The secret to the best shredded beef is to cook it low and slow. We use our oven, but you can use a slow cooker. Check the notes section in the recipe below for my tips on cooking the beef in your slow cooker. I love serving this super tender beef in tortillas for shredded beef tacos, but you can skip the tortillas and serve with rice, in burritos, or over salad.
4 to 5 pounds boneless beef chuck, trimmed of excess fat
2 tablespoons avocado oil
Salt
4 cloves garlic, smashed
1 tablespoon tomato paste
1 tablespoon chili powder, see homemade chili powder
1 tablespoon ground coriander
1 tablespoon ground cumin
2 bay leaves
2 cinnamon sticks
Flour tortillas or corn tortillas, warmed
Taco toppings such as guacamole, sliced avocado, homemade salsa, onion, cilantro, pickled onions, cheese, and lime
Preheat the oven to 300°F (148°C).

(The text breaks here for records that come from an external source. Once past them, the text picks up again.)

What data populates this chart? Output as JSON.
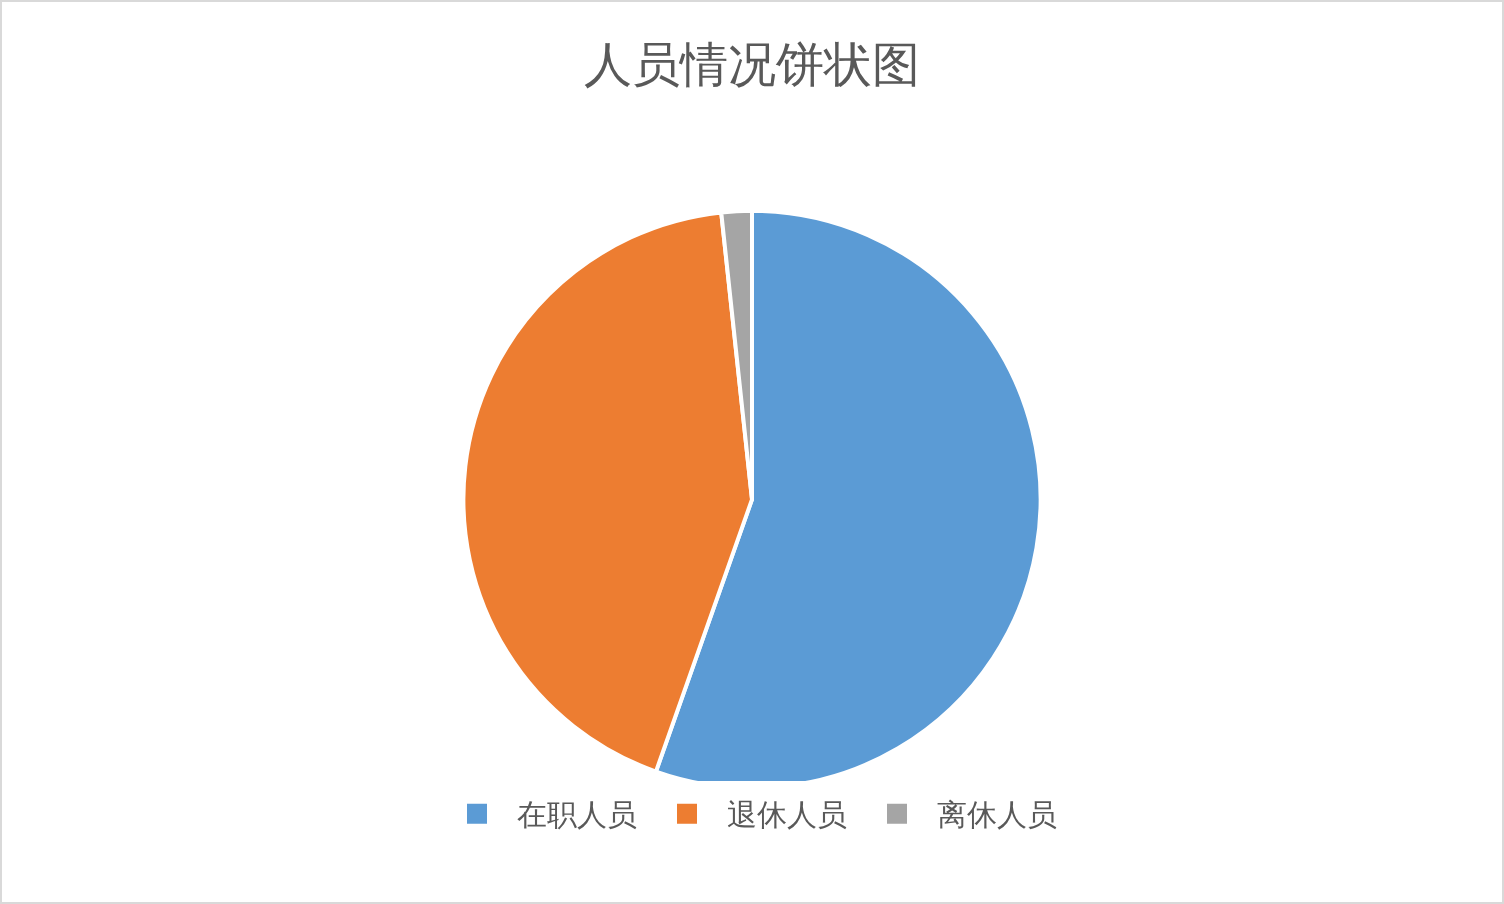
{
  "chart_data": {
    "type": "pie",
    "title": "人员情况饼状图",
    "categories": [
      "在职人员",
      "退休人员",
      "离休人员"
    ],
    "values": [
      55.4,
      42.9,
      1.7
    ],
    "colors": [
      "#5b9bd5",
      "#ed7d31",
      "#a5a5a5"
    ],
    "legend": "bottom"
  }
}
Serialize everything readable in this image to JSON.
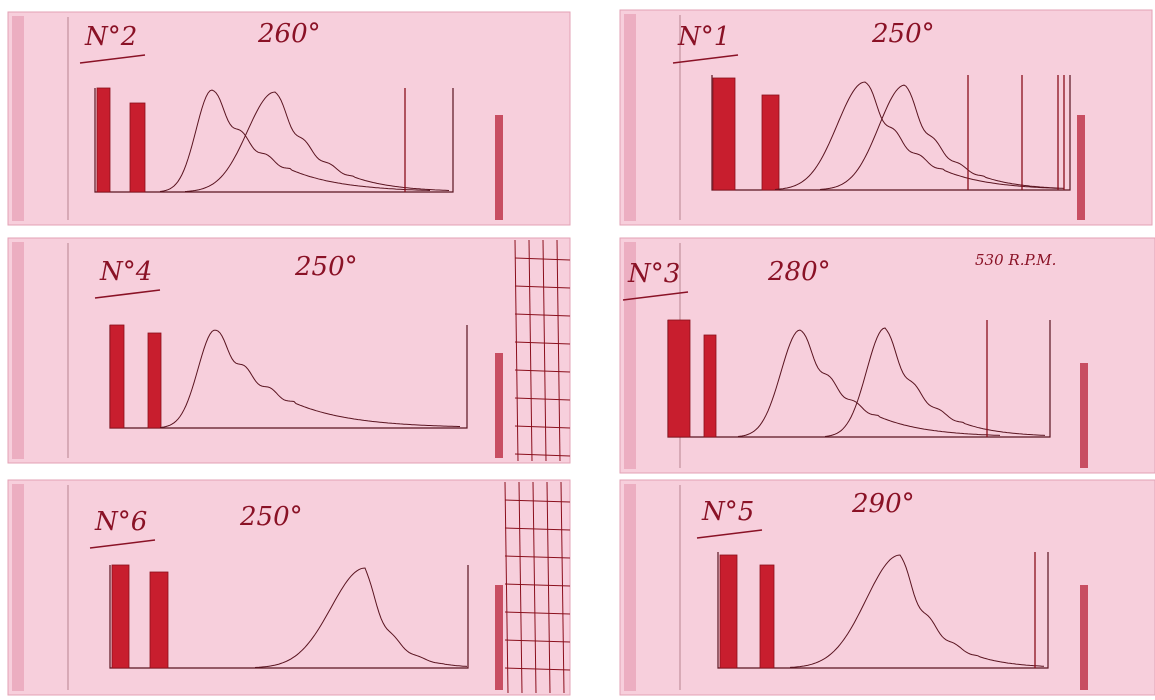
{
  "panels": [
    {
      "label": "N°2",
      "temperature": "260°"
    },
    {
      "label": "N°1",
      "temperature": "250°"
    },
    {
      "label": "N°4",
      "temperature": "250°"
    },
    {
      "label": "N°3",
      "temperature": "280°",
      "note": "530 R.P.M."
    },
    {
      "label": "N°6",
      "temperature": "250°"
    },
    {
      "label": "N°5",
      "temperature": "290°"
    }
  ]
}
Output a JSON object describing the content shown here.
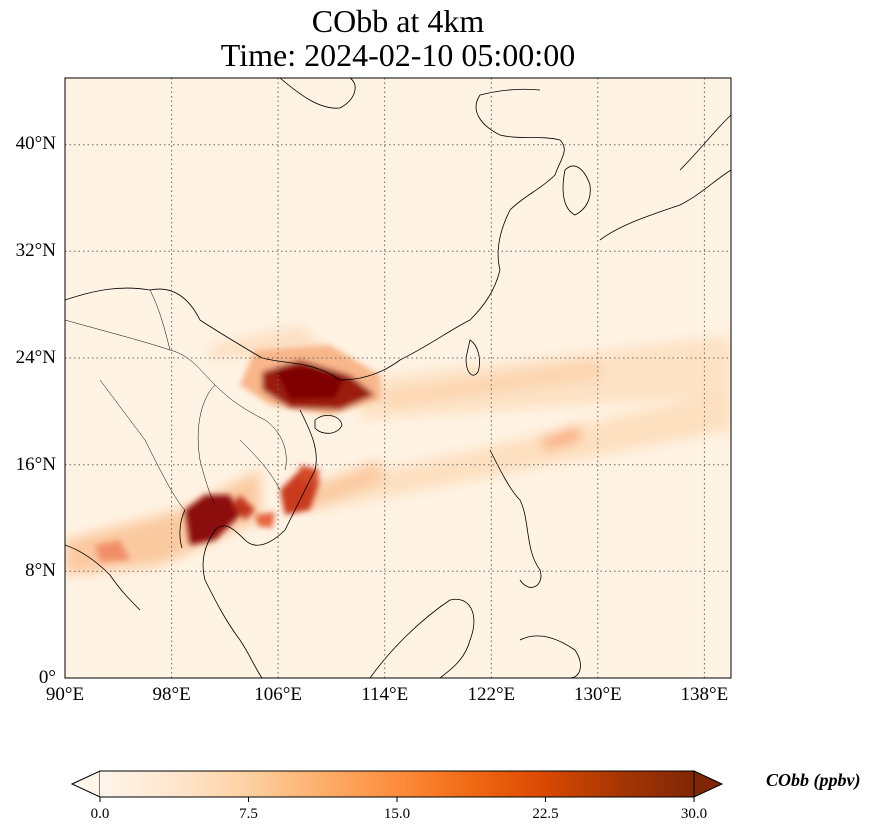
{
  "title": {
    "line1": "CObb at 4km",
    "line2": "Time: 2024-02-10 05:00:00"
  },
  "map": {
    "variable": "CObb",
    "level": "4km",
    "time": "2024-02-10 05:00:00",
    "lon_range": [
      90,
      140
    ],
    "lat_range": [
      0,
      45
    ],
    "lat_ticks": [
      "40°N",
      "32°N",
      "24°N",
      "16°N",
      "8°N",
      "0°"
    ],
    "lon_ticks": [
      "90°E",
      "98°E",
      "106°E",
      "114°E",
      "122°E",
      "130°E",
      "138°E"
    ],
    "gridlines": true
  },
  "colorbar": {
    "label": "CObb (ppbv)",
    "ticks": [
      "0.0",
      "7.5",
      "15.0",
      "22.5",
      "30.0"
    ],
    "min": 0,
    "max": 30,
    "extend": "both",
    "colormap": [
      "#fff5eb",
      "#fee6ce",
      "#fdd0a2",
      "#fdae6b",
      "#fd8d3c",
      "#f16913",
      "#d94801",
      "#a63603",
      "#7f2704"
    ]
  }
}
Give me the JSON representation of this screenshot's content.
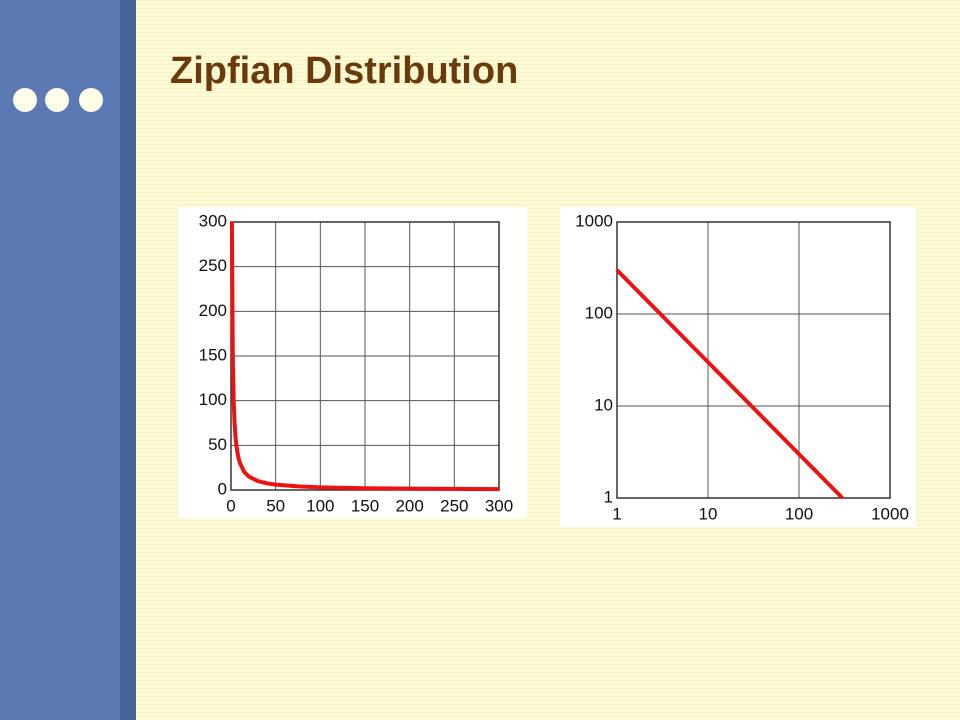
{
  "title": "Zipfian Distribution",
  "chart_data": [
    {
      "type": "line",
      "x": [
        1,
        2,
        3,
        4,
        5,
        6,
        8,
        10,
        15,
        20,
        30,
        40,
        50,
        75,
        100,
        150,
        200,
        250,
        300
      ],
      "values": [
        300,
        150,
        100,
        75,
        60,
        50,
        37.5,
        30,
        20,
        15,
        10,
        7.5,
        6,
        4,
        3,
        2,
        1.5,
        1.2,
        1
      ],
      "color": "#ee1111",
      "xlim": [
        0,
        300
      ],
      "ylim": [
        0,
        300
      ],
      "xticks": [
        0,
        50,
        100,
        150,
        200,
        250,
        300
      ],
      "yticks": [
        0,
        50,
        100,
        150,
        200,
        250,
        300
      ],
      "grid": true,
      "log": false
    },
    {
      "type": "line",
      "x": [
        1,
        10,
        100,
        300
      ],
      "values": [
        300,
        30,
        3,
        1
      ],
      "color": "#ee1111",
      "xlim": [
        1,
        1000
      ],
      "ylim": [
        1,
        1000
      ],
      "xticks": [
        1,
        10,
        100,
        1000
      ],
      "yticks": [
        1,
        10,
        100,
        1000
      ],
      "grid": true,
      "log": true
    }
  ]
}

Set aside a large Dutch oven or oven-safe pot with a lid.
Pat the beef dry, and then generously season both sides with salt.
Heat the oil in the Dutch oven over medium-high heat. Add the seasoned beef and cook, turning occasionally, until well-browned on all sides, about 8 minutes.
Scatter garlic cloves, tomato paste, chili powder, coriander, cumin, bay leaves, and cinnamon sticks around the beef.
Pour enough water so it comes up about three-quarters of the way up the side of the beef. Stir, then cover the pot with its lid. Slide into the oven and cook until the meat is fall-apart tender, 2 ½ to 3 hours.
Transfer the meat to a bowl, let it cool, then shred it with a fork.
Strain the cooking liquid and skim off most of the fat at the surface. Return the strained liquid to the pot and simmer over medium-high heat until reduced by about half. Taste the liquid and adjust with more salt as needed.
Pour some (or all) of the reduced liquid over the shredded beef. Serve with tortillas and taco toppings.